Quels sont ces signes ? Ce sont le béton triomphant, la multiplication des nouveaux musées, les foules qui s’y pressent, un «art» dit contemporain fait de déchets ou d’excréments et qui célèbre les déchets, les décharges, les ordures, et idolâtre le culturel… Pendant des millénaires, les grands bâtiments collectifs, églises, cathédrales, temples, ont été «orientés» vers leur source. Pour ce qui est des musées actuels, ils n’ont plus rien de l’architecture des anciens palais royaux. Le Schaulager de Bâle est un énorme coffre-fort, «simple, sévère et fonctionnel, sans presque aucune ouverture sur l’extérieur comme il se doit». Bunker de béton, il est consacré à «la créativité et à la transmission de l’art contemporain» : ce n’est plus qu’un «marché» réservé aux seuls professionnels et spéculateurs.

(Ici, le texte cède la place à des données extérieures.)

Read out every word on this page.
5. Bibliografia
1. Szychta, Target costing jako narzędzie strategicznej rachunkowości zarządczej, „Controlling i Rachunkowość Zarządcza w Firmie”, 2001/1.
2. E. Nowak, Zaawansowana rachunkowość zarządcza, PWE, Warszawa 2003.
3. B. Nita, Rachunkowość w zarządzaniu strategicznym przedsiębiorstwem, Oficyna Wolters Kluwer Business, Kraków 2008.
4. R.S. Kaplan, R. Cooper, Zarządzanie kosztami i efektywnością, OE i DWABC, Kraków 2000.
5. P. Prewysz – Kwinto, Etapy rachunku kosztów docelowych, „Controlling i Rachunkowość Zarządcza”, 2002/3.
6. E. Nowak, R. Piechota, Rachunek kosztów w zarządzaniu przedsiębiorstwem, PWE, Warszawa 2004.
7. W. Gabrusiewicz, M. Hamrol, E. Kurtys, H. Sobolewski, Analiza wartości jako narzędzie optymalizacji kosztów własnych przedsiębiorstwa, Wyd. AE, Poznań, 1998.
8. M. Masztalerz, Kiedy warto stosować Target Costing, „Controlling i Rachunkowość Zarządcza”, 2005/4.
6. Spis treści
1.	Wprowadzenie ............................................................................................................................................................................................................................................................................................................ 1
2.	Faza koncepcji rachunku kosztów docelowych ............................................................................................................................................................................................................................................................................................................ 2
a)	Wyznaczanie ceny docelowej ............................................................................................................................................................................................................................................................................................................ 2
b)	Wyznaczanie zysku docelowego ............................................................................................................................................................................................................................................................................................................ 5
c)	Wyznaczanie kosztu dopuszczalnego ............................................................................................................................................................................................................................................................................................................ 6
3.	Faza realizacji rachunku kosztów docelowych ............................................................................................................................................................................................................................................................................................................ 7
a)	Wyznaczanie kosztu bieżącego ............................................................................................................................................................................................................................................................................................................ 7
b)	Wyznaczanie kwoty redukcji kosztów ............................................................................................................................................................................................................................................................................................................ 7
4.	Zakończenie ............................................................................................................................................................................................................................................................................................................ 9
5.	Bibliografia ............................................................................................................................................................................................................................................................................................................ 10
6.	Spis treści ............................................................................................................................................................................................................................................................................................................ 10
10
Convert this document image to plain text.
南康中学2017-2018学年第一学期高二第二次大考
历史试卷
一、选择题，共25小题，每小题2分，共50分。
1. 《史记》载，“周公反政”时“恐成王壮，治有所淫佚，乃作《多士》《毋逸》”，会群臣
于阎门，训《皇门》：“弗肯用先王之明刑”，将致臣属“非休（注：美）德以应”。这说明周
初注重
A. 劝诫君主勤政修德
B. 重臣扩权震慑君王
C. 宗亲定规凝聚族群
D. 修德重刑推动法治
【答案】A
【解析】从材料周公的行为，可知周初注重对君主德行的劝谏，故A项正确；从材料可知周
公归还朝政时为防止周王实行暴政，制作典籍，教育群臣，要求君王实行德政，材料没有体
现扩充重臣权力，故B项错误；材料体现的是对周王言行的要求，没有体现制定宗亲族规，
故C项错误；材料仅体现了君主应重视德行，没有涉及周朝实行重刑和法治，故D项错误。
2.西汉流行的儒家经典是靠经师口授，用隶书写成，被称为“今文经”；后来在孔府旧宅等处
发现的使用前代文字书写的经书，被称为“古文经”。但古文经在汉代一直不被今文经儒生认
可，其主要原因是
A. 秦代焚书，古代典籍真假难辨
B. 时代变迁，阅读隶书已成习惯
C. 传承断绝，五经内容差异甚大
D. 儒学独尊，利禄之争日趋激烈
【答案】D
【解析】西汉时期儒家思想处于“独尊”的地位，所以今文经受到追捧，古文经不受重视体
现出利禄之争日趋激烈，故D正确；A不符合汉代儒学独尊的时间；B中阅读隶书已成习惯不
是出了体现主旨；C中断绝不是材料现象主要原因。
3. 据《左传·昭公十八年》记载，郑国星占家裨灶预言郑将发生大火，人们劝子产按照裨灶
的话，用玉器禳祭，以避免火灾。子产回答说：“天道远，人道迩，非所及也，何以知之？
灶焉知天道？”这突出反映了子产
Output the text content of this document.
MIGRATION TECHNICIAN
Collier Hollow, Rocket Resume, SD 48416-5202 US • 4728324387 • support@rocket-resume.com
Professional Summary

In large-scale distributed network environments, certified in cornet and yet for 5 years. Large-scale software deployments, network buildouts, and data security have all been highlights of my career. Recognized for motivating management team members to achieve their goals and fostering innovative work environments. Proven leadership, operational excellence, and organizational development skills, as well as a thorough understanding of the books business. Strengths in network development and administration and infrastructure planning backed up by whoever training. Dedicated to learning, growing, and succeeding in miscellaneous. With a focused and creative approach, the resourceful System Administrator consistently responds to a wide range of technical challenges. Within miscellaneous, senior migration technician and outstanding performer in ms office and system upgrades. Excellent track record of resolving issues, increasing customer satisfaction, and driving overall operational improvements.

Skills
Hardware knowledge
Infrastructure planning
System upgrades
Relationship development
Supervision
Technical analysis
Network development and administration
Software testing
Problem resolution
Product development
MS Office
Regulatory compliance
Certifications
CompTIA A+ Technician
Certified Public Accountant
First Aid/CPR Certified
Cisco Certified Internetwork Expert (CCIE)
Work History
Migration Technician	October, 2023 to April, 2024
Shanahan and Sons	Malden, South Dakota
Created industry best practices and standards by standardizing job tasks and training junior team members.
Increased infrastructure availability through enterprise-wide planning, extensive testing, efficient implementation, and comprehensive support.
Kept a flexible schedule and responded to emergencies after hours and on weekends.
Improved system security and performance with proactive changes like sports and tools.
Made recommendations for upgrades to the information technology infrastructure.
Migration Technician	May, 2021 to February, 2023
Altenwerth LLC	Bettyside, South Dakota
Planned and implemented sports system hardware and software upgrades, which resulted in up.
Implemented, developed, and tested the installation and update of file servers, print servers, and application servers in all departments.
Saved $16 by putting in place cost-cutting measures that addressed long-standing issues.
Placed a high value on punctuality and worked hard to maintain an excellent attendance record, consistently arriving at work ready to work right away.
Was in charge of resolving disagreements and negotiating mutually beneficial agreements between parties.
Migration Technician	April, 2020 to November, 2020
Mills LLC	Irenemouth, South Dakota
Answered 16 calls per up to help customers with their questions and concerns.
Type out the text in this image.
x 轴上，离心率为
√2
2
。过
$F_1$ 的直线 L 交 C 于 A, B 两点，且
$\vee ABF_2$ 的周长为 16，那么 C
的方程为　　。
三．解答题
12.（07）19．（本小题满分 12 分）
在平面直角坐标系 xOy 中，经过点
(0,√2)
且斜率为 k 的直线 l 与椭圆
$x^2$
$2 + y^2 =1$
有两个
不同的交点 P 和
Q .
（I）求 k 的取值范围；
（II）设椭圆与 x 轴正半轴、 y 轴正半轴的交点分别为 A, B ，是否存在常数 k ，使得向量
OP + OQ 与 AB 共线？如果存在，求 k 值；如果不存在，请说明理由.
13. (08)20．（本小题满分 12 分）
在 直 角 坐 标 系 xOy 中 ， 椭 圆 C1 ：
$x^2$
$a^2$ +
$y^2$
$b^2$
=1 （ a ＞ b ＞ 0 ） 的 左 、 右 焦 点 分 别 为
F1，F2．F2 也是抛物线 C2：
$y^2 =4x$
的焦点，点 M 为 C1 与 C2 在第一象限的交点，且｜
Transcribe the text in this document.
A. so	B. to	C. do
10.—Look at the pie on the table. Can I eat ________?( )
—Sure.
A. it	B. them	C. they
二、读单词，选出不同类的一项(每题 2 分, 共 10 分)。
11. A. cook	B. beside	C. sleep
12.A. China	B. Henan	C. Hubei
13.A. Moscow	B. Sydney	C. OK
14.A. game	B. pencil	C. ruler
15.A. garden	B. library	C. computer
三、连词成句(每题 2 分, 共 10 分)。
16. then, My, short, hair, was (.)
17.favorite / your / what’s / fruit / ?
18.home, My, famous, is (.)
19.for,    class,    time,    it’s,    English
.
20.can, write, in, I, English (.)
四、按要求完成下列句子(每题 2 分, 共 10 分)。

En France et en Occident, tout fait musée, comme tout faisait ventre chez Rabelais. Les musées se multiplient à l’infini. Il s’en ouvre de nouveaux partout et à tout instant, en même temps que se construisent des villes nouvelles dans ce matériau neutre, vide, vite obsolète qu’est le béton, comme si la multiplication des musées était un supplément d’âme destiné à compenser la prolifération du béton…
Les autres signes visibles sont les foules débraillées qui déambulent dans les musées et que Jean Clair met en parallèle, mais un parallèle négatif, avec les pèlerins d’autrefois. Les seconds avaient la foi; les premiers ne croient plus en rien. Les musées sont censés faire de la culture, dans une société laïque, un substitut des cultes anciens. Mais ils attirent surtout des gyrovagues en goguette, comme s’ils étaient des «abattoirs culturels». Baudelaire avait le culte des images; nos contemporains se gavent d’images. L’adoration a cédé la place à l’idolâtrie. La France urbaine ne sait plus que faire des déchets qui débordent des décharges. De la même manière, les musées, Versailles, le palais Grassi, Le Louvre, même le Musée départemental de Gap sont devenus des «lieux de lancement» de «l’art contemporain», de milliers de Koons et de Hirsch, c’est-à-dire des leurres pour attirer les financiers – un art «décalé», qui tourne en dérision tous les codes, anciens ou modernes, et un «art» «post-humain», fait de morphings et de déformations ou d’excréments, d’humeurs, de poils, de tout ce que le corps laisse échapper de soi après la digestion, et qui célèbre ce qu’il y a de plus archaïque en l’homme, l’homme total, qui ne dépend que de lui-même, art résumé ainsi (p. 76) : «Je pisse donc je pense. Incontinence du moi. Prostate des civilisations fatiguées. Débâcle». Cela a commencé en 1972 à la Documenta de Kassel par l’exposition «quand les attitudes deviennent formes», conçue par Szeemann. «L’attitude», c’est-à-dire la vision du monde, libertaire et décalée, se manifeste non pas par des œuvres, mais «par la présence même de l’artiste dans sa réalité physique», par ses «attitudes» corporelles», faisant de sa silhouette et de ses mouvements un «exemplum». Ces expositions font pulluler les «faux dieux». Alors, il ne reste plus que l’action ou l’agitation, mélange de new age, d’occultisme, d’énergie, de force, de provocation, de spiritisme, de cette Aktion qui a été, selon Klemperer, le mot fétiche de l’idéologie nazie. L’art contemporain a «investi» les musées : ou bien les collections publiques ne sont plus tenues aux Etats-Unis pour inaliénables, ou bien elles servent de «garantie or» aux opérations financières qui consistent à vendre n’importe quoi à des prix élevés avec la garantie du musée (le château de Versailles, le palais Grassi, Le Louvre) où sont exposées des œuvres «contemporaines».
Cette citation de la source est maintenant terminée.